Readers, I would love to call you Cast from now on because through living, you are creating the story that I get to retell through my writing. So, now it is time for us to hear a little bit of Patrick Melon’s story.
On March 6, I had the opportunity to talk with Melon in an abandoned church, where he and his friend Langston will host their upcoming art showcase. (This was the dopest place I have ever interviewed someone to this day). Melon is a freelance photographer, New Orleanian, alum of McMain High School, and graduate of LSU. He is an artist who seizes the moment to constantly perfect his craft. Two years ago, he was working at a shoe store, while taking pictures on the side. Now, Melon snaps time for artists like Pj Morton, Lil Wayne, and 2 Chainz. Below is snippet of our discussion, but click on the pictures to see the full interview.
Q: When did you get into photography in New Orleans?
A: I started taking photos when I was 15 or so just from skateboarding around the city. I fell in love with being able to document my friends doing ticks and just hanging out.
Q: When did you decide to make photography your profession?
A: I had been working at a shoe store for about 8 years since I was in high school. It got to the point where I was getting photography jobs on the side. Photography was always a hobby of mine. As more and more people became familiar for my photography, I started getting offers so that I could have jobs making $300 in like two hours. That’s way more appealing than standing on your feet all day working for somebody else and making $300 a day. When it started getting to the point where it was conflicting schedules, I’m like you know what , I don’t need this job. So I just quite, and I’ve been doing freelance photography ever since then, which started in the summer of 2015.
Q: How did you boom so quickly?
A: It is in a flux I feel that photography has never been as other art forms, even from its inception. If you look at the origins of photography from the very gecko people kind of thing about it as being like a lazy art form. Whereas painting, it takes all of these hours to create these massive brush strokes. People look down on photography especially now since people have these smartphones and these cameras, you can get a 20-megapixel camera on your smart phone. I think that does severely depreciate from the actual art form of photography. But, what a lot of people need to be made aware of is that photography is not just about snapping a button. It isn’t just, oh hey “click, click”. There are things that I look at when I am. taking a picture that I don’t think about anymore because they are engrained in me. I think about composition I think about my shutter speed, I think about do I want the picture to be blurry in the background versus do I want everything to be in focus. There are these minor technical things that go into creating a great picture that the everyday consumer or the everyday hobbyist doesn’t necessarily think of.

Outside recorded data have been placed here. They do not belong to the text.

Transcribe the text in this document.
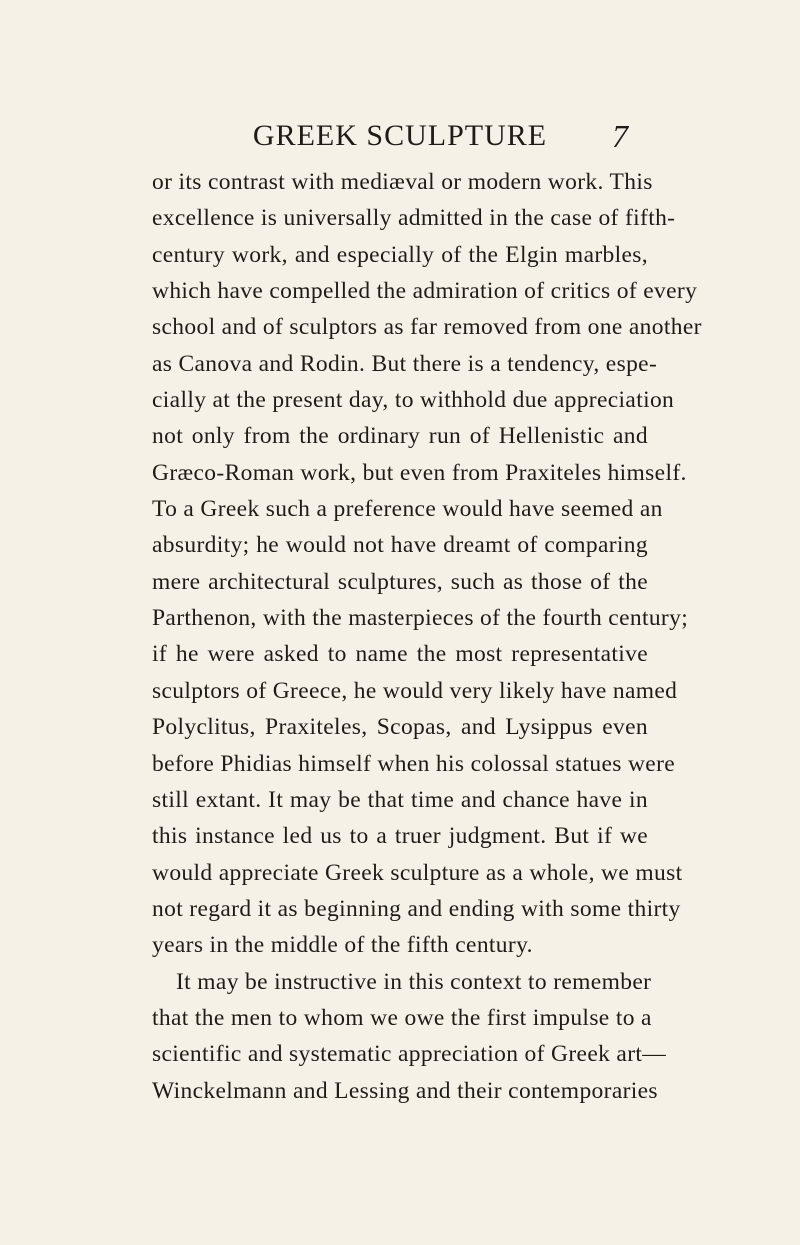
GREEK SCULPTURE	7
or its contrast with mediæval or modern work. This
excellence is universally admitted in the case of fifth-
century work, and especially of the Elgin marbles,
which have compelled the admiration of critics of every
school and of sculptors as far removed from one another
as Canova and Rodin. But there is a tendency, espe-
cially at the present day, to withhold due appreciation
not only from the ordinary run of Hellenistic and
Græco-Roman work, but even from Praxiteles himself.
To a Greek such a preference would have seemed an
absurdity; he would not have dreamt of comparing
mere architectural sculptures, such as those of the
Parthenon, with the masterpieces of the fourth century;
if he were asked to name the most representative
sculptors of Greece, he would very likely have named
Polyclitus, Praxiteles, Scopas, and Lysippus even
before Phidias himself when his colossal statues were
still extant. It may be that time and chance have in
this instance led us to a truer judgment. But if we
would appreciate Greek sculpture as a whole, we must
not regard it as beginning and ending with some thirty
years in the middle of the fifth century.
It may be instructive in this context to remember
that the men to whom we owe the first impulse to a
scientific and systematic appreciation of Greek art—
Winckelmann and Lessing and their contemporaries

Q: Has social media helped or hurt your craft?
A: I think that honestly, if it wasn’t for Instagram, I wouldn’t have the confidence to become a freelance photographer and that’s just being perfectly real. Because when I first started Instagram, I thought it was stupid. I was like, oh this oh whatever photography. I said, “I am a good photographer, I don’t need that.” But, as AI grew I developed it, I started posting my own pictures. I started realizing, you know this is really cool because I have an audience to share my work with. The immediate gratification, it builds your confidence. Like people think this is cool, let me keep doing this. And it feels good to think that people appreciate your work. What does happen because of social media, it becomes an over saturation of photographers and the unfortunate things is that a lot of photographers that only use Instagram as their platform of output are not business savvy as the world of photography goes. So say for instance, I have done a couple of jobs for major companies and I have gotten paid a couple thousand dollars, but in hindsight, after doing my research, I probably could have gotten paid way more. I think a lot of big businesses take advantage of the fact that they know that a lot of these guys who use Instagram are not aware of how much, because there are definitely budgets set aside for marketing and social media campaigns and ect. I think that since these big businesses are aware that a Instagram photographers are not aware of it, they’ll take advantage of it and pay you $250 for something you could have gotten paid 5,000 for or a professional photographer would have gotten paid $5,000 for. I think since there are so many people who want to say. “I’ve done this for this person or that for that person,” it overall depreciates the market value of the craft.
Melon’s Photography Tips:
- Reputation is the father of learning. I get up and take pictures every single day
- It’s an auto didactic process. You have to be willing to teach yourself.
Check out Melon’s work at his upcoming show:
April 23 | 12 p.m. to 4 p.m. | 2523 Bayou Road.
Follow on Instagram: here.
Follow on Tumblr: here
Melontao Website: here
Now, I better go grab my DSLR and get to work, if I want to show the photographers in New Orleans who is boss. Just kidding, I’ll leave Melon up to capturing the moment.